This week has witnessed two events of supreme importance for Israel's future. First, Barack Obama was sworn in as US president. Second, Israelis went to the polls. And Benjamin Netanyahu is set to head a new coalition government.
So, in one sense, it is "business as usual". Obama remains in the White House; Bibi remains Israel's prime minister. The two know each other well, or at least as well as two international leaders of fundamentally different outlooks can ever do. But the signs are that, so far as the dynamics of Israel's relationship with the US is concerned, the next four years may not resemble the previous four at all.
Obama is in his second, final term. He faces no re-election hurdle. Whatever restraining factors might have modified his behaviour towards Israel over the past four years will not apply in future. He is, therefore, much freer to pursue now the strategy that he probably wished to pursue in the past, but felt he could not.
The key features of this strategy are likely to include: forcing the Jewish state to abandon plans for the expansion of Jewish communities in Judea and Samaria; extracting from the Israeli government a promise to evacuate most - if not all - of these existing communities; and cajoling or compelling Israel to reverse its annexation of east Jerusalem so that it may be offered to the Palestinian Authority as the capital of a Palestinian state. It is also likely that Obama will demand Israel lifts its blockade of Gaza, or even that he'll insist on Israel ceding a corridor across its own territory linking Gaza to the West Bank.
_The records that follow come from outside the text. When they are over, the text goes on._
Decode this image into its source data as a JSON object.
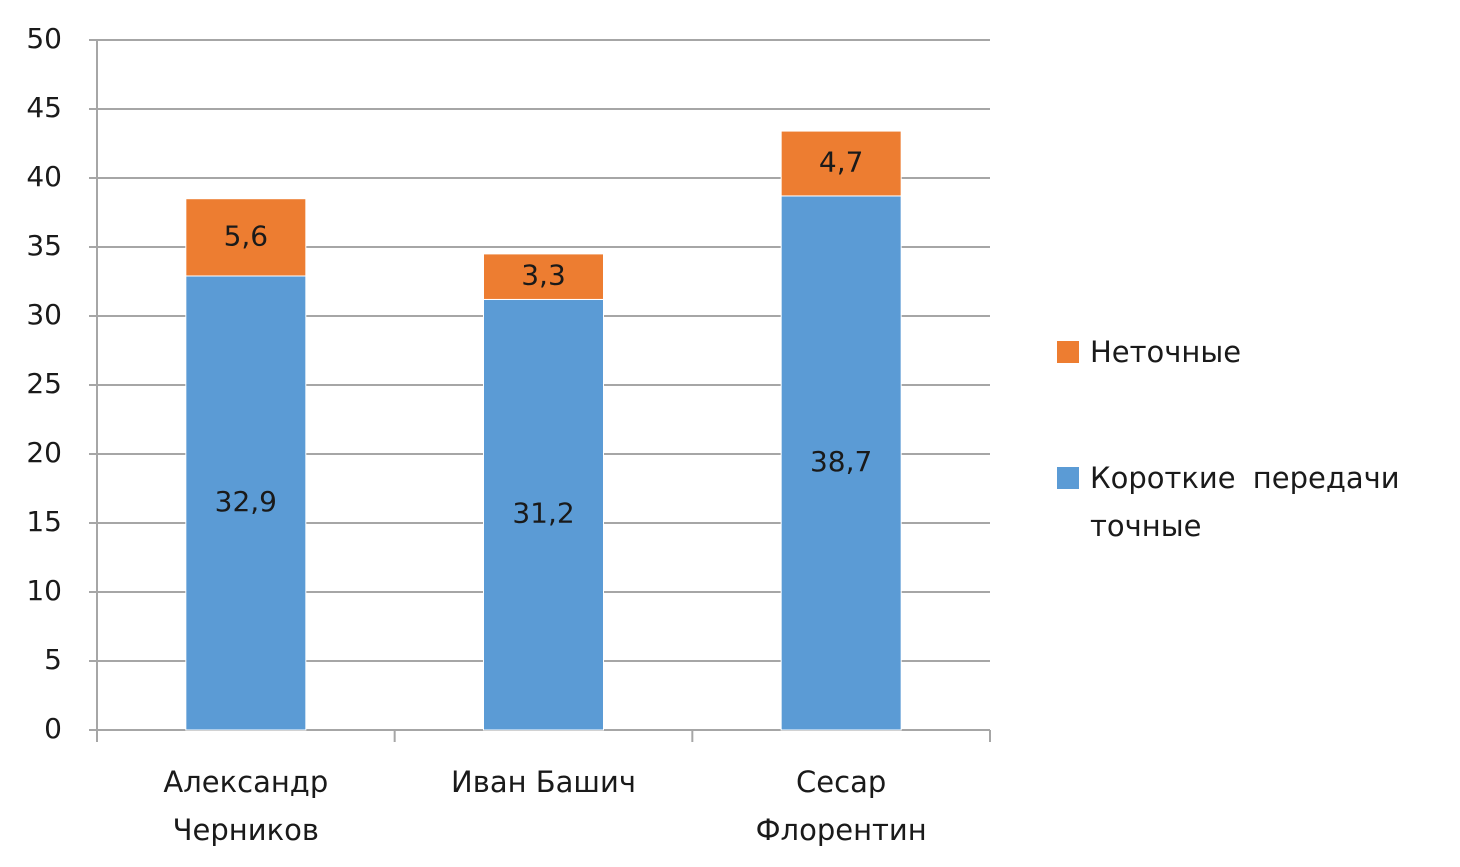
{
  "chart_data": {
    "type": "stacked_bar",
    "categories": [
      "Александр Черников",
      "Иван Башич",
      "Сесар Флорентин"
    ],
    "series": [
      {
        "name": "Короткие передачи точные",
        "color": "#5b9bd5",
        "values": [
          32.9,
          31.2,
          38.7
        ],
        "value_labels": [
          "32,9",
          "31,2",
          "38,7"
        ]
      },
      {
        "name": "Неточные",
        "color": "#ed7d31",
        "values": [
          5.6,
          3.3,
          4.7
        ],
        "value_labels": [
          "5,6",
          "3,3",
          "4,7"
        ]
      }
    ],
    "ylim": [
      0,
      50
    ],
    "yticks": [
      0,
      5,
      10,
      15,
      20,
      25,
      30,
      35,
      40,
      45,
      50
    ],
    "grid": true,
    "legend": "right"
  }
}
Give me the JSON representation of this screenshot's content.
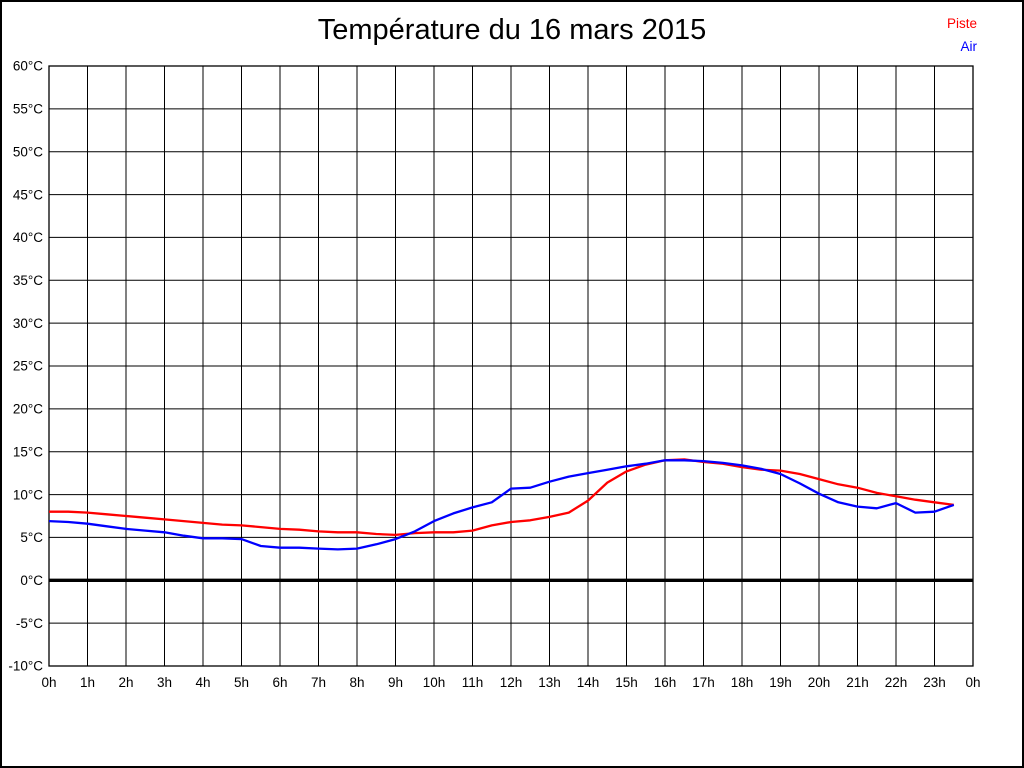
{
  "title": "Température du 16 mars 2015",
  "legend": {
    "items": [
      {
        "label": "Piste",
        "color": "#ff0000"
      },
      {
        "label": "Air",
        "color": "#0000ff"
      }
    ]
  },
  "colors": {
    "background": "#ffffff",
    "grid": "#000000",
    "frame": "#000000",
    "zero_line": "#000000",
    "tick_text": "#000000"
  },
  "chart_data": {
    "type": "line",
    "title": "Température du 16 mars 2015",
    "xlabel": "",
    "ylabel": "",
    "xlim": [
      0,
      24
    ],
    "ylim": [
      -10,
      60
    ],
    "grid": true,
    "legend_position": "top-right",
    "zero_line_value": 0,
    "x_tick_values": [
      0,
      1,
      2,
      3,
      4,
      5,
      6,
      7,
      8,
      9,
      10,
      11,
      12,
      13,
      14,
      15,
      16,
      17,
      18,
      19,
      20,
      21,
      22,
      23,
      24
    ],
    "x_tick_labels": [
      "0h",
      "1h",
      "2h",
      "3h",
      "4h",
      "5h",
      "6h",
      "7h",
      "8h",
      "9h",
      "10h",
      "11h",
      "12h",
      "13h",
      "14h",
      "15h",
      "16h",
      "17h",
      "18h",
      "19h",
      "20h",
      "21h",
      "22h",
      "23h",
      "0h"
    ],
    "y_tick_values": [
      60,
      55,
      50,
      45,
      40,
      35,
      30,
      25,
      20,
      15,
      10,
      5,
      0,
      -5,
      -10
    ],
    "y_tick_labels": [
      "60°C",
      "55°C",
      "50°C",
      "45°C",
      "40°C",
      "35°C",
      "30°C",
      "25°C",
      "20°C",
      "15°C",
      "10°C",
      "5°C",
      "0°C",
      "-5°C",
      "-10°C"
    ],
    "x_start": 0,
    "x_step": 0.5,
    "series": [
      {
        "name": "Piste",
        "color": "#ff0000",
        "values": [
          8.0,
          8.0,
          7.9,
          7.7,
          7.5,
          7.3,
          7.1,
          6.9,
          6.7,
          6.5,
          6.4,
          6.2,
          6.0,
          5.9,
          5.7,
          5.6,
          5.6,
          5.4,
          5.3,
          5.5,
          5.6,
          5.6,
          5.8,
          6.4,
          6.8,
          7.0,
          7.4,
          7.9,
          9.3,
          11.4,
          12.7,
          13.5,
          14.0,
          14.1,
          13.8,
          13.6,
          13.2,
          12.9,
          12.8,
          12.4,
          11.8,
          11.2,
          10.8,
          10.2,
          9.8,
          9.4,
          9.1,
          8.8
        ]
      },
      {
        "name": "Air",
        "color": "#0000ff",
        "values": [
          6.9,
          6.8,
          6.6,
          6.3,
          6.0,
          5.8,
          5.6,
          5.2,
          4.9,
          4.9,
          4.8,
          4.0,
          3.8,
          3.8,
          3.7,
          3.6,
          3.7,
          4.2,
          4.8,
          5.7,
          6.9,
          7.8,
          8.5,
          9.1,
          10.7,
          10.8,
          11.5,
          12.1,
          12.5,
          12.9,
          13.3,
          13.6,
          14.0,
          14.0,
          13.9,
          13.7,
          13.4,
          13.0,
          12.4,
          11.3,
          10.1,
          9.1,
          8.6,
          8.4,
          9.0,
          7.9,
          8.0,
          8.8
        ]
      }
    ]
  }
}
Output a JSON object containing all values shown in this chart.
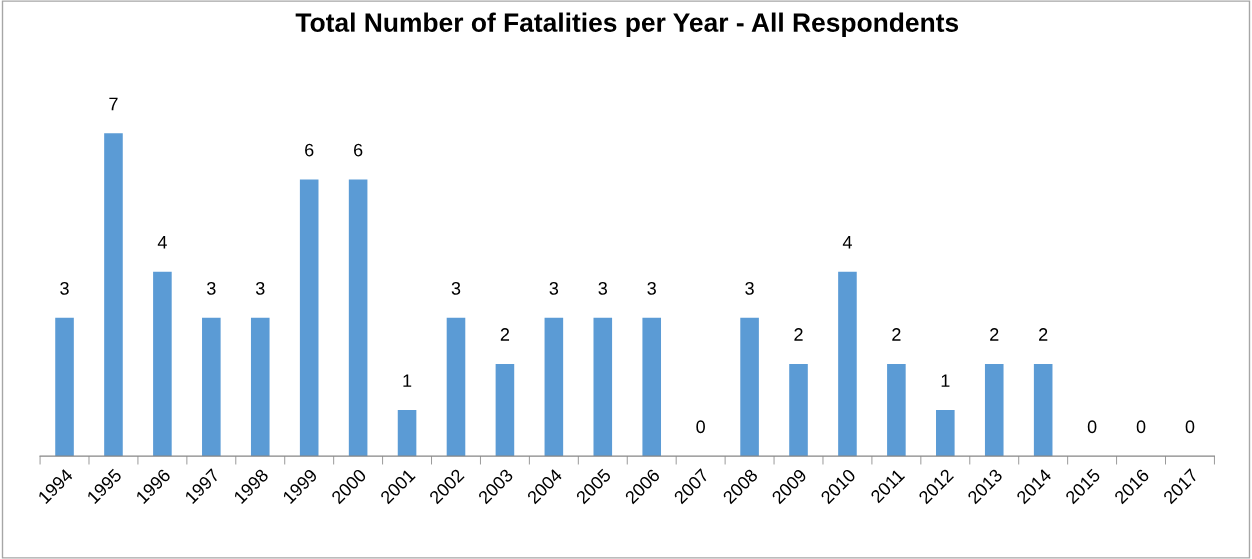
{
  "chart_data": {
    "type": "bar",
    "title": "Total Number of Fatalities per Year - All Respondents",
    "categories": [
      "1994",
      "1995",
      "1996",
      "1997",
      "1998",
      "1999",
      "2000",
      "2001",
      "2002",
      "2003",
      "2004",
      "2005",
      "2006",
      "2007",
      "2008",
      "2009",
      "2010",
      "2011",
      "2012",
      "2013",
      "2014",
      "2015",
      "2016",
      "2017"
    ],
    "values": [
      3,
      7,
      4,
      3,
      3,
      6,
      6,
      1,
      3,
      2,
      3,
      3,
      3,
      0,
      3,
      2,
      4,
      2,
      1,
      2,
      2,
      0,
      0,
      0
    ],
    "color": "#5b9bd5",
    "data_labels": true,
    "grid": false,
    "legend": false
  }
}
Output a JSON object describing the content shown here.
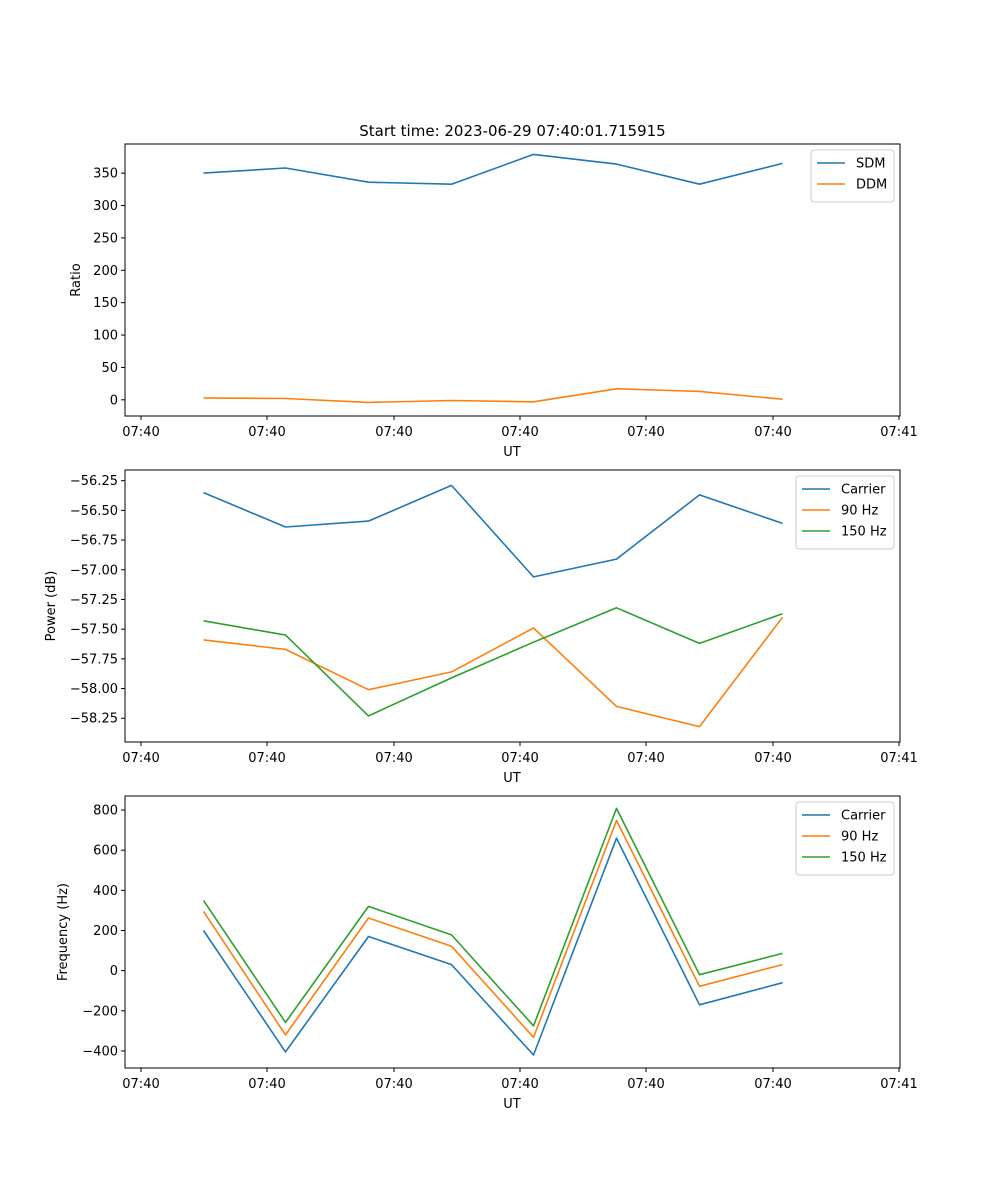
{
  "figure": {
    "title": "Start time: 2023-06-29 07:40:01.715915"
  },
  "chart_data": [
    {
      "type": "line",
      "xlabel": "UT",
      "ylabel": "Ratio",
      "x_tick_labels": [
        "07:40",
        "07:40",
        "07:40",
        "07:40",
        "07:40",
        "07:40",
        "07:40",
        "07:41"
      ],
      "ylim": [
        -25,
        395
      ],
      "y_ticks": [
        0,
        50,
        100,
        150,
        200,
        250,
        300,
        350
      ],
      "y_tick_labels": [
        "0",
        "50",
        "100",
        "150",
        "200",
        "250",
        "300",
        "350"
      ],
      "legend_position": "top-right",
      "series": [
        {
          "name": "SDM",
          "color": "#1f77b4",
          "values": [
            350,
            358,
            336,
            333,
            379,
            364,
            333,
            365
          ]
        },
        {
          "name": "DDM",
          "color": "#ff7f0e",
          "values": [
            3,
            2,
            -4,
            -1,
            -3,
            17,
            13,
            1
          ]
        }
      ]
    },
    {
      "type": "line",
      "xlabel": "UT",
      "ylabel": "Power (dB)",
      "x_tick_labels": [
        "07:40",
        "07:40",
        "07:40",
        "07:40",
        "07:40",
        "07:40",
        "07:40",
        "07:41"
      ],
      "ylim": [
        -58.45,
        -56.16
      ],
      "y_ticks": [
        -56.25,
        -56.5,
        -56.75,
        -57.0,
        -57.25,
        -57.5,
        -57.75,
        -58.0,
        -58.25
      ],
      "y_tick_labels": [
        "−56.25",
        "−56.50",
        "−56.75",
        "−57.00",
        "−57.25",
        "−57.50",
        "−57.75",
        "−58.00",
        "−58.25"
      ],
      "legend_position": "top-right",
      "series": [
        {
          "name": "Carrier",
          "color": "#1f77b4",
          "values": [
            -56.35,
            -56.64,
            -56.59,
            -56.29,
            -57.06,
            -56.91,
            -56.37,
            -56.61
          ]
        },
        {
          "name": "90 Hz",
          "color": "#ff7f0e",
          "values": [
            -57.59,
            -57.67,
            -58.01,
            -57.86,
            -57.49,
            -58.15,
            -58.32,
            -57.4
          ]
        },
        {
          "name": "150 Hz",
          "color": "#2ca02c",
          "values": [
            -57.43,
            -57.55,
            -58.23,
            -57.91,
            -57.61,
            -57.32,
            -57.62,
            -57.37
          ]
        }
      ]
    },
    {
      "type": "line",
      "xlabel": "UT",
      "ylabel": "Frequency (Hz)",
      "x_tick_labels": [
        "07:40",
        "07:40",
        "07:40",
        "07:40",
        "07:40",
        "07:40",
        "07:40",
        "07:41"
      ],
      "ylim": [
        -485,
        870
      ],
      "y_ticks": [
        -400,
        -200,
        0,
        200,
        400,
        600,
        800
      ],
      "y_tick_labels": [
        "−400",
        "−200",
        "0",
        "200",
        "400",
        "600",
        "800"
      ],
      "legend_position": "top-right",
      "series": [
        {
          "name": "Carrier",
          "color": "#1f77b4",
          "values": [
            200,
            -405,
            170,
            30,
            -420,
            660,
            -170,
            -60
          ]
        },
        {
          "name": "90 Hz",
          "color": "#ff7f0e",
          "values": [
            295,
            -320,
            262,
            122,
            -332,
            748,
            -78,
            30
          ]
        },
        {
          "name": "150 Hz",
          "color": "#2ca02c",
          "values": [
            350,
            -258,
            320,
            178,
            -275,
            808,
            -20,
            86
          ]
        }
      ]
    }
  ]
}
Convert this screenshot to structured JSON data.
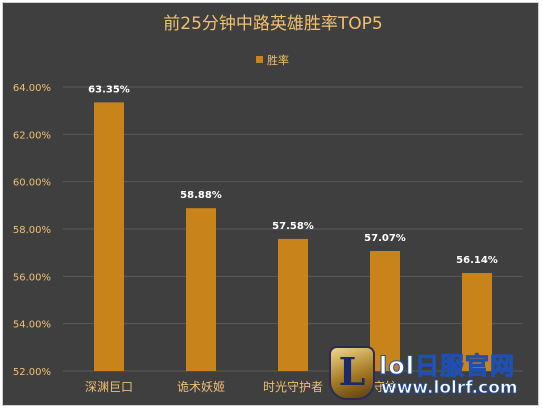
{
  "chart_data": {
    "type": "bar",
    "title": "前25分钟中路英雄胜率TOP5",
    "legend": {
      "label": "胜率",
      "position": "top"
    },
    "categories": [
      "深渊巨口",
      "诡术妖姬",
      "时光守护者",
      "守护",
      ""
    ],
    "series": [
      {
        "name": "胜率",
        "values": [
          63.35,
          58.88,
          57.58,
          57.07,
          56.14
        ]
      }
    ],
    "value_labels": [
      "63.35%",
      "58.88%",
      "57.58%",
      "57.07%",
      "56.14%"
    ],
    "y_ticks": [
      "52.00%",
      "54.00%",
      "56.00%",
      "58.00%",
      "60.00%",
      "62.00%",
      "64.00%"
    ],
    "ylim": [
      52,
      64
    ],
    "grid": true,
    "colors": {
      "bar": "#c8841a",
      "background": "#3f3f3f",
      "grid": "#5a5a5a",
      "title": "#f0c070",
      "tick": "#f0c070",
      "label": "#ffffff"
    }
  },
  "watermark": {
    "badge": "L",
    "title": "lol日服官网",
    "url": "www.lolrf.com"
  }
}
Having extracted these concessions, Obama will confront the Palestinian leadership with them, and demand in return that this leadership recognise Israel (more or less within its 1967 borders) as a Jewish state and acquiesce in (if not accept) the legitimacy of its re-establishment.
There will be no general "right of return" for Palestinians who claim their ancestors were displaced but there may be a token relocation of a few hundred families. Once all the details have been worked out, Obama will prevail upon the two sides to meet under his beneficent patronage and sign a solemn-and-binding covenant, thus bringing what the media term "the Middle East conflict" to an end.
Outlining this scenario to an American colleague, I was told that I had allowed my imagination to run wild. Obama (I was told) has certainly made no secret of his intense irritation with Bibi and Bibi's sponsorship of Jewish community development in Judea and Samaria. But, for example, he has said nothing dramatic about the status of east Jerusalem. This is true. Yet it's also true that fierce statements about east Jerusalem have emanated from the EU, and, in particular, from the British Foreign Office and its chief Middle East spokesperson, Alistair "friend of Israel" Burt. Burt shares with Obama the view that the Anglo-American alliance knows what is in Israel's best interest. I find it inconceivable that Burt would publicly insist that it is in Israel's best interest that Jerusalem should be re-partitioned unless he was certain of Obama's support.
What is Israel to do? Whatever political configuration finally results from the Israeli elections (and in spite of some clumsy attempts by White-House apparatchiks to influence their outcome) Netanyahu is likely to have a clear mandate to defend the reunification of Jerusalem and the rights of Jews living in Judea and Samaria. So the relationship between Jerusalem and Washington could become very sour indeed, even openly confrontational. But there is one step that Netanyahu could take to redefine this partnership. He could make an early public commitment to phase out Israel's reliance on the $3 billion worth of aid (all of it military) it receives annually from the American taxpayer.
As Canadian scholar Lawrence Solomon recently argued, Israel, a highly industrialised state with the best performing economy in the developed world, can now do without US aid: "a freed Israeli military economy, the single biggest factor in Israel's phenomenal economic growth, would only propel its economy to new heights." The sooner this is made clear to Washington (and London, and Brussels), the better for all concerned.